The Processes that Pass
Legacy system modernization. Banking, insurance, and manufacturing run on decades of COBOL, PL/1, and undocumented mainframe logic, with the engineers who wrote it retiring. Morgan Stanley's internal DevGen.AI tool interpreted nine million lines of legacy code and saved its development team an estimated 280,000 hours. This use case passes every condition: the value per converted module dwarfs inference cost, the constraint is genuinely the model's ability to extract business logic from dense legacy code, generated code verifies against test suites, and each model generation translates more of the codebase correctly without changing the surrounding scaffolding. The economics also differ in kind from transaction processing: a migration is a one-time transformation whose cost amortizes across the asset's remaining life, while per-document inference must clear its unit cost on every record forever.
The supervisor tier in multi-agent systems. The production pattern that survives cost review puts cheap, fast models on the routine steps and reserves the frontier model for the decisions those models cannot make: decomposing an ambiguous request into a plan, reconciling conflicting outputs from worker agents, and handling the escalations. Gartner's guidance is direct on this point: frontier inference should be gated and reserved for high-margin, complex reasoning, while routing everything else downward. The frontier model becomes the engineering manager of a large staff of inexpensive specialists. The design holds because the expensive tier touches a small fraction of total volume, and because swapping in a stronger supervisor improves every downstream decision without touching the workers.
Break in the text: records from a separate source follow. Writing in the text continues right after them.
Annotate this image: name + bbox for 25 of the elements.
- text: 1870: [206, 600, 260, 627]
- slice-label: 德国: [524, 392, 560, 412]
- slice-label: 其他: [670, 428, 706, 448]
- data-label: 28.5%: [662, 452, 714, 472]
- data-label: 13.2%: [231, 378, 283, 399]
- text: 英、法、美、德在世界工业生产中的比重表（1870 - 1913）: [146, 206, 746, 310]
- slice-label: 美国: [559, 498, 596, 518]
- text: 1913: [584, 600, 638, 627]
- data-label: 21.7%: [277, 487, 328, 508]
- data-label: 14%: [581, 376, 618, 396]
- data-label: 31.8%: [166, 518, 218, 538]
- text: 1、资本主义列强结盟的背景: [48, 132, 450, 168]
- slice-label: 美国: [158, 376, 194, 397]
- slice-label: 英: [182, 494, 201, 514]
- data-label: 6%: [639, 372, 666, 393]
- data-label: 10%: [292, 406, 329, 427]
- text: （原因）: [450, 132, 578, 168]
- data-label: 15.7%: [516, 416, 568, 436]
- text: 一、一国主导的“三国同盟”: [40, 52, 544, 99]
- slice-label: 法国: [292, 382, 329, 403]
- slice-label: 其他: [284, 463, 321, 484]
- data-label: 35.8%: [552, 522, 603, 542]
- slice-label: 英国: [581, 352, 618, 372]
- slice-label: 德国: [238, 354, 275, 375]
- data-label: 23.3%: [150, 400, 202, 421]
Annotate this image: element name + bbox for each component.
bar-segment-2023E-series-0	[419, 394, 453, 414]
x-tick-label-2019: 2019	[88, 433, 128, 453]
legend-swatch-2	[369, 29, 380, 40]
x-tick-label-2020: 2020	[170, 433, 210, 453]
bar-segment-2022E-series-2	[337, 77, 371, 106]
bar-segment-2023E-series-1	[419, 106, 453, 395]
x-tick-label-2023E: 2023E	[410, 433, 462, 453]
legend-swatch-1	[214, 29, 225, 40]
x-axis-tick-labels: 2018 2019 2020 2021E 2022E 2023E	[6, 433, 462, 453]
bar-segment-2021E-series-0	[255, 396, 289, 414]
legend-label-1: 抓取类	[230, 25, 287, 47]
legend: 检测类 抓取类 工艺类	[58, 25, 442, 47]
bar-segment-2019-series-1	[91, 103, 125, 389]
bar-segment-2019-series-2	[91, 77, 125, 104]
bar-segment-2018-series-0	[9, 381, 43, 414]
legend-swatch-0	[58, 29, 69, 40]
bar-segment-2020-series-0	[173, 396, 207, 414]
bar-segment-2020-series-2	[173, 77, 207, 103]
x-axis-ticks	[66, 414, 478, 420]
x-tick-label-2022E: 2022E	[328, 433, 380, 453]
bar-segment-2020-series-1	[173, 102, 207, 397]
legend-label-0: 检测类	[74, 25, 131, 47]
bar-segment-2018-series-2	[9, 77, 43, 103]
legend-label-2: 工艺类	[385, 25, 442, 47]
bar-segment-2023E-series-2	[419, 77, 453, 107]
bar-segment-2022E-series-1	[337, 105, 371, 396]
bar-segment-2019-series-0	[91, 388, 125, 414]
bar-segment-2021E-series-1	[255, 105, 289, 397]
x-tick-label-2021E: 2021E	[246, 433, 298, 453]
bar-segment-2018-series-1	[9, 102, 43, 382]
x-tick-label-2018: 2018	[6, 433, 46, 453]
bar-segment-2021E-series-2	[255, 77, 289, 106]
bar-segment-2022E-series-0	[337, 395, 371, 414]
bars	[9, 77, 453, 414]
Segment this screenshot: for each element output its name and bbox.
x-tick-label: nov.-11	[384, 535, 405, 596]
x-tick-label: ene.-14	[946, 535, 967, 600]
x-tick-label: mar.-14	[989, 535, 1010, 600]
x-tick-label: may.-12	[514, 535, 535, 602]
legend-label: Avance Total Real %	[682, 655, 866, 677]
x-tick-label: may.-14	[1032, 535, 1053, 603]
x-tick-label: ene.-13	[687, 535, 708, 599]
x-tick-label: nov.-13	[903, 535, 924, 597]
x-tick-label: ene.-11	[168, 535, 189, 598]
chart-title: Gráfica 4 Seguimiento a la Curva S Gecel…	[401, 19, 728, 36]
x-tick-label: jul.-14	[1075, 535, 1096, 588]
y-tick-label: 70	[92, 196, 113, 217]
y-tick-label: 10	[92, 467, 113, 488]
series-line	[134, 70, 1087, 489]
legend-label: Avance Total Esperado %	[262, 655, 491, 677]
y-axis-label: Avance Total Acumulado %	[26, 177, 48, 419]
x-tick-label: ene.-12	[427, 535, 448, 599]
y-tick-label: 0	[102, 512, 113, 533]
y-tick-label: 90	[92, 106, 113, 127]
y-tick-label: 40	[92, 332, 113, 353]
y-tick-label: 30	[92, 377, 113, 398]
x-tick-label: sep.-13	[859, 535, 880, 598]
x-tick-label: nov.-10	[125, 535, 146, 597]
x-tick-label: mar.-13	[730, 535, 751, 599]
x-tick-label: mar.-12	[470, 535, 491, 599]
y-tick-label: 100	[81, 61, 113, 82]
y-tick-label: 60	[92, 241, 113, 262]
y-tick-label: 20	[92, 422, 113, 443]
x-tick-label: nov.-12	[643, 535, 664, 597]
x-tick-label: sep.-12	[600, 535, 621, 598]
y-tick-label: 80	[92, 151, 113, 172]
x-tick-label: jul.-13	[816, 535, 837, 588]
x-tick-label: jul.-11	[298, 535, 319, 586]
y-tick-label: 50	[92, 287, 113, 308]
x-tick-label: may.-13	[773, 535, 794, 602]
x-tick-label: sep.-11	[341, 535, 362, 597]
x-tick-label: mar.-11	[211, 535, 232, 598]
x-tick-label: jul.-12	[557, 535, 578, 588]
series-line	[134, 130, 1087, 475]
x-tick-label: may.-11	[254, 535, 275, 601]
High-stakes reasoning across heterogeneous sources. The escalated underwriting referral that crosses policy language, loss history, and reinsurance treaties. The regulatory change whose blast radius spans thousands of customer communication templates. The contract portfolio reviewed against a new compliance regime. These are the cases where smaller models demonstrably break down: open-ended, multi-step reasoning across documents that were never designed to be read together, where a missed dependency carries regulatory or financial consequence. Here the deterministic pipeline still does the orchestration, the chunking, and the audit trail. The frontier model is invoked at the single point where depth of reasoning is the product, and the verdict it renders is reviewed against a defined standard.
What to Ask Before Moving Forward
The question for decision makers is whether any process in the portfolio passes the four conditions, and the answer at most enterprises is that none currently do, because the data and process foundations have not been built. That answer is the diagnosis, and it points to the sequence that produces returns. The organizations reporting AI-driven P&L gains are the ones that stopped chasing engine upgrades and built the body first: the pipelines, the verification gates, the governance, and the unit-cost instrumentation that make any model, cheap or frontier, accountable for the value it produces. Once that foundation exists, the frontier model takes its proper place: an expensive specialist, deployed at the few points in the enterprise where its depth is the deliverable, swapped upward every quarter, and paying for itself each time.
Sources: MIT Project NANDA, "The GenAI Divide: State of AI in Business 2025"; Gartner, "Predicts Over 40% of Agentic AI Projects Will Be Canceled by End of 2027" (June 2025) and inference cost commoditization research (March 2026); Epoch AI, LLM inference price trends; Xiao et al., "Densing Law of LLMs" (arXiv:2412.04315); Morgan Stanley DevGen.AI reporting.